The illegal fencing market quickly evolved new tactics. Enter Jonathan Wild, an incredibly successful launderer of stolen goods who, by the mid 1710s, is said to have been the "undisputed leader in the fencing business of London," according to marketing professor
Ronald Hill. Wild evaded the 1692 anti-fencing law by never himself handling stolen property. Instead, he acted as an early version of Craigslist, but for stolen objects. He arm-twisted all of London's thieves to secretly report any robbery immediately to him, asking them to retain possession until he contacted them. At the same time, the unfortunate victims of those thefts were encouraged to approach Wild with requests to help locate their missing property.
Once Wild knew who was at both ends of a theft, he would pay the thief and tell him to return the goods to the victim using an anonymous porter. The happy victim got their stolen goods back, paying Wild a large reward for his troubles.
With Wild running circles around the law, Parliament passed an additional anti-fencing law in 1718 that punished anyone who took a reward under the pretence of helping a victim of theft, without actually prosecuting the original felon. In 1725, Wild was apprehended, tried, and condemned to death on the basis of this statute.
|
A gallows ticket to view the hanging of Jonathan Wild (Wikipedia)
|
Now, a death sentence is extreme. But this is a good example of the law
staying hip to both the changing technology of theft and its evolving
division of labour. As the profession began to be subdivided into specialist
thieves and an emerging class of allied wholesalers of stolen goods,
lawmakers recognized that wholesaling was really just an appendage
of theft, and thus fencing was criminalized. Later on, when fences like
Wild adapted with new methods, the law kept up by finding
additional means to reach fencing operations.
With Tornado Cash,
we are at a "Jonathan Wild" stage of the modern money laundering profession's
development. Control of dirty proceeds is being shifted to autonomous
intermediaries so that the perpetrators can avoid prosecution. Much like
how the law adapted in the 1700s to encompass Wild's tactics of distancing himself from dirty property, it will have to do the same with money
launderers who use crypto code, autonomous robots, or AI drones to
dissociate themselves. While I don't enjoy the idea of anyone spending
time in jail, finding Pertsev guilty is part of that process.
Unlike Jonathan Wild, who was a criminal mastermind, Alexey Pertsev and colleagues seem to have bungled into the crime partly out of an ideological commitment to crypto ethics, the wider community unhelpfully egging him on. That doesn't mean he's not guilty, but it does suggest a lighter sentence than the 64-month one he received might be appropriate.
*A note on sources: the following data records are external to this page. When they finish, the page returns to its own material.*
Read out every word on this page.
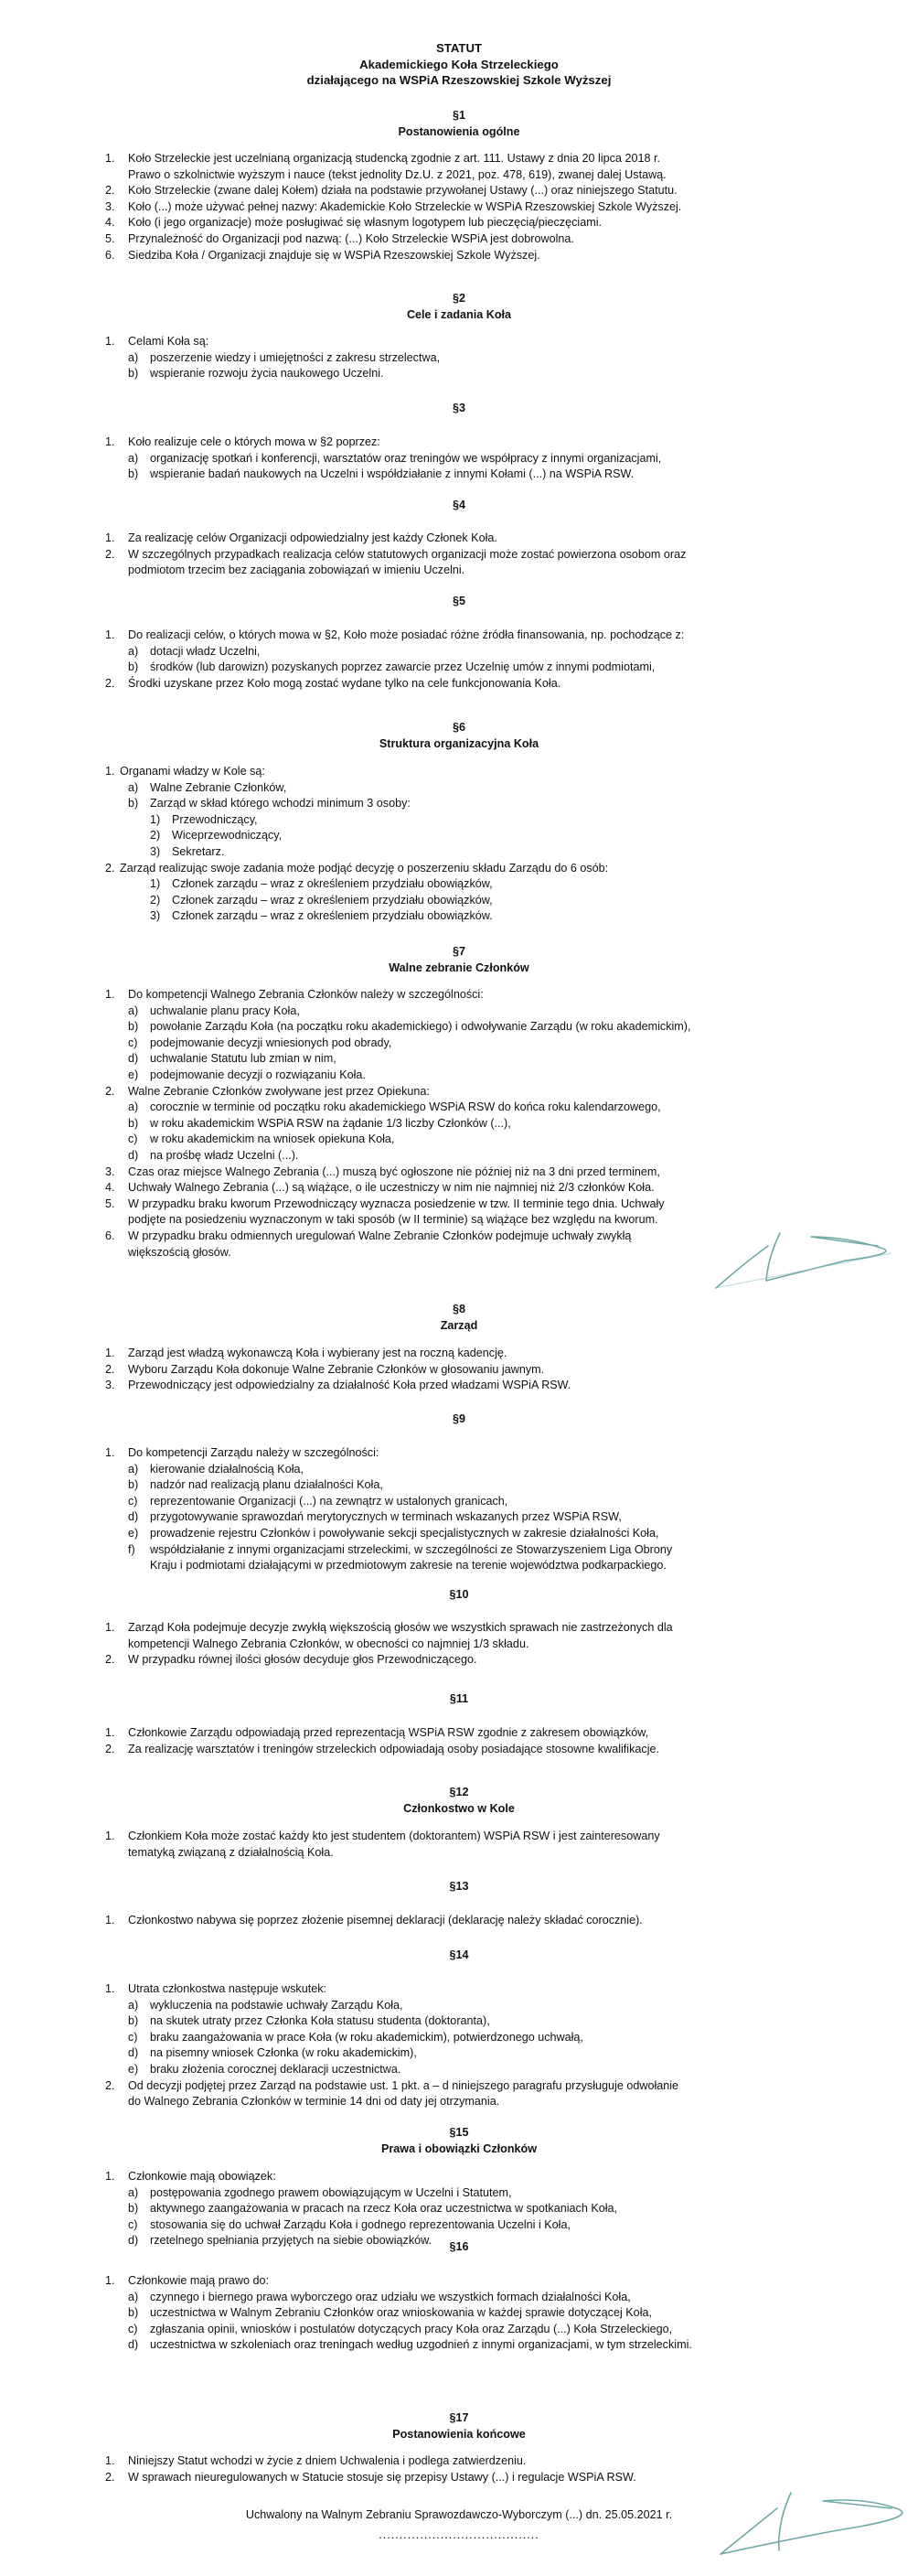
STATUT
Akademickiego Koła Strzeleckiego
działającego na WSPiA Rzeszowskiej Szkole Wyższej
§1
Postanowienia ogólne
1. Koło Strzeleckie jest uczelnianą organizacją studencką zgodnie z art. 111. Ustawy z dnia 20 lipca 2018 r.
Prawo o szkolnictwie wyższym i nauce (tekst jednolity Dz.U. z 2021, poz. 478, 619), zwanej dalej Ustawą.
2. Koło Strzeleckie (zwane dalej Kołem) działa na podstawie przywołanej Ustawy (...) oraz niniejszego Statutu.
3. Koło (...) może używać pełnej nazwy: Akademickie Koło Strzeleckie w WSPiA Rzeszowskiej Szkole Wyższej.
4. Koło (i jego organizacje) może posługiwać się własnym logotypem lub pieczęcią/pieczęciami.
5. Przynależność do Organizacji pod nazwą: (...) Koło Strzeleckie WSPiA jest dobrowolna.
6. Siedziba Koła / Organizacji znajduje się w WSPiA Rzeszowskiej Szkole Wyższej.
§2
Cele i zadania Koła
1. Celami Koła są:
a) poszerzenie wiedzy i umiejętności z zakresu strzelectwa,
b) wspieranie rozwoju życia naukowego Uczelni.
§3
1. Koło realizuje cele o których mowa w §2 poprzez:
a) organizację spotkań i konferencji, warsztatów oraz treningów we współpracy z innymi organizacjami,
b) wspieranie badań naukowych na Uczelni i współdziałanie z innymi Kołami (...) na WSPiA RSW.
§4
1. Za realizację celów Organizacji odpowiedzialny jest każdy Członek Koła.
2. W szczególnych przypadkach realizacja celów statutowych organizacji może zostać powierzona osobom oraz
podmiotom trzecim bez zaciągania zobowiązań w imieniu Uczelni.
§5
1. Do realizacji celów, o których mowa w §2, Koło może posiadać różne źródła finansowania, np. pochodzące z:
a) dotacji władz Uczelni,
b) środków (lub darowizn) pozyskanych poprzez zawarcie przez Uczelnię umów z innymi podmiotami,
2. Środki uzyskane przez Koło mogą zostać wydane tylko na cele funkcjonowania Koła.
§6
Struktura organizacyjna Koła
1. Organami władzy w Kole są:
a) Walne Zebranie Członków,
b) Zarząd w skład którego wchodzi minimum 3 osoby:
1) Przewodniczący,
2) Wiceprzewodniczący,
3) Sekretarz.
2. Zarząd realizując swoje zadania może podjąć decyzję o poszerzeniu składu Zarządu do 6 osób:
1) Członek zarządu – wraz z określeniem przydziału obowiązków,
2) Członek zarządu – wraz z określeniem przydziału obowiązków,
3) Członek zarządu – wraz z określeniem przydziału obowiązków.
§7
Walne zebranie Członków
1. Do kompetencji Walnego Zebrania Członków należy w szczególności:
a) uchwalanie planu pracy Koła,
b) powołanie Zarządu Koła (na początku roku akademickiego) i odwoływanie Zarządu (w roku akademickim),
c) podejmowanie decyzji wniesionych pod obrady,
d) uchwalanie Statutu lub zmian w nim,
e) podejmowanie decyzji o rozwiązaniu Koła.
2. Walne Zebranie Członków zwoływane jest przez Opiekuna:
a) corocznie w terminie od początku roku akademickiego WSPiA RSW do końca roku kalendarzowego,
b) w roku akademickim WSPiA RSW na żądanie 1/3 liczby Członków (...),
c) w roku akademickim na wniosek opiekuna Koła,
d) na prośbę władz Uczelni (...).
3. Czas oraz miejsce Walnego Zebrania (...) muszą być ogłoszone nie później niż na 3 dni przed terminem,
4. Uchwały Walnego Zebrania (...) są wiążące, o ile uczestniczy w nim nie najmniej niż 2/3 członków Koła.
5. W przypadku braku kworum Przewodniczący wyznacza posiedzenie w tzw. II terminie tego dnia. Uchwały
podjęte na posiedzeniu wyznaczonym w taki sposób (w II terminie) są wiążące bez względu na kworum.
6. W przypadku braku odmiennych uregulowań Walne Zebranie Członków podejmuje uchwały zwykłą
większością głosów.
§8
Zarząd
1. Zarząd jest władzą wykonawczą Koła i wybierany jest na roczną kadencję.
2. Wyboru Zarządu Koła dokonuje Walne Zebranie Członków w głosowaniu jawnym.
3. Przewodniczący jest odpowiedzialny za działalność Koła przed władzami WSPiA RSW.
§9
1. Do kompetencji Zarządu należy w szczególności:
a) kierowanie działalnością Koła,
b) nadzór nad realizacją planu działalności Koła,
c) reprezentowanie Organizacji (...) na zewnątrz w ustalonych granicach,
d) przygotowywanie sprawozdań merytorycznych w terminach wskazanych przez WSPiA RSW,
e) prowadzenie rejestru Członków i powoływanie sekcji specjalistycznych w zakresie działalności Koła,
f) współdziałanie z innymi organizacjami strzeleckimi, w szczególności ze Stowarzyszeniem Liga Obrony
Kraju i podmiotami działającymi w przedmiotowym zakresie na terenie województwa podkarpackiego.
§10
1. Zarząd Koła podejmuje decyzje zwykłą większością głosów we wszystkich sprawach nie zastrzeżonych dla
kompetencji Walnego Zebrania Członków, w obecności co najmniej 1/3 składu.
2. W przypadku równej ilości głosów decyduje głos Przewodniczącego.
§11
1. Członkowie Zarządu odpowiadają przed reprezentacją WSPiA RSW zgodnie z zakresem obowiązków,
2. Za realizację warsztatów i treningów strzeleckich odpowiadają osoby posiadające stosowne kwalifikacje.
§12
Członkostwo w Kole
1. Członkiem Koła może zostać każdy kto jest studentem (doktorantem) WSPiA RSW i jest zainteresowany
tematyką związaną z działalnością Koła.
§13
1. Członkostwo nabywa się poprzez złożenie pisemnej deklaracji (deklarację należy składać corocznie).
§14
1. Utrata członkostwa następuje wskutek:
a) wykluczenia na podstawie uchwały Zarządu Koła,
b) na skutek utraty przez Członka Koła statusu studenta (doktoranta),
c) braku zaangażowania w prace Koła (w roku akademickim), potwierdzonego uchwałą,
d) na pisemny wniosek Członka (w roku akademickim),
e) braku złożenia corocznej deklaracji uczestnictwa.
2. Od decyzji podjętej przez Zarząd na podstawie ust. 1 pkt. a – d niniejszego paragrafu przysługuje odwołanie
do Walnego Zebrania Członków w terminie 14 dni od daty jej otrzymania.
§15
Prawa i obowiązki Członków
1. Członkowie mają obowiązek:
a) postępowania zgodnego prawem obowiązującym w Uczelni i Statutem,
b) aktywnego zaangażowania w pracach na rzecz Koła oraz uczestnictwa w spotkaniach Koła,
c) stosowania się do uchwał Zarządu Koła i godnego reprezentowania Uczelni i Koła,
d) rzetelnego spełniania przyjętych na siebie obowiązków.	§16
1. Członkowie mają prawo do:
a) czynnego i biernego prawa wyborczego oraz udziału we wszystkich formach działalności Koła,
b) uczestnictwa w Walnym Zebraniu Członków oraz wnioskowania w każdej sprawie dotyczącej Koła,
c) zgłaszania opinii, wniosków i postulatów dotyczących pracy Koła oraz Zarządu (...) Koła Strzeleckiego,
d) uczestnictwa w szkoleniach oraz treningach według uzgodnień z innymi organizacjami, w tym strzeleckimi.
§17
Postanowienia końcowe
1. Niniejszy Statut wchodzi w życie z dniem Uchwalenia i podlega zatwierdzeniu.
2. W sprawach nieuregulowanych w Statucie stosuje się przepisy Ustawy (...) i regulacje WSPiA RSW.
Uchwalony na Walnym Zebraniu Sprawozdawczo-Wyborczym (...) dn. 25.05.2021 r.
.......................................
I've been arguing throughout this article that money laundering law should extend to innovative financial entities created on blockchains, such as Tornado Cash. I want to close by pushing back on this a bit.
A guilty verdict for Pertsev and his colleagues should not be tantamount to a ban the creation of autonomous financial institutions, particularly those focused on privacy. If a coder wants to create an open privacy mechanism for crypto, promote it, and financially profit from it, I think that he or she should have the right to do so, subject to the following condition. The code needs to include a component that screens out dirty crypto – and this filter shouldn't be a sham attempt, it has to be a genuine effort.
While I think the law got it right in this instance, shame on lawmakers and law enforcement if they don't accommodate future generations of code-based entities (and their creators) that actually do make good faith efforts to freeze out dirty money.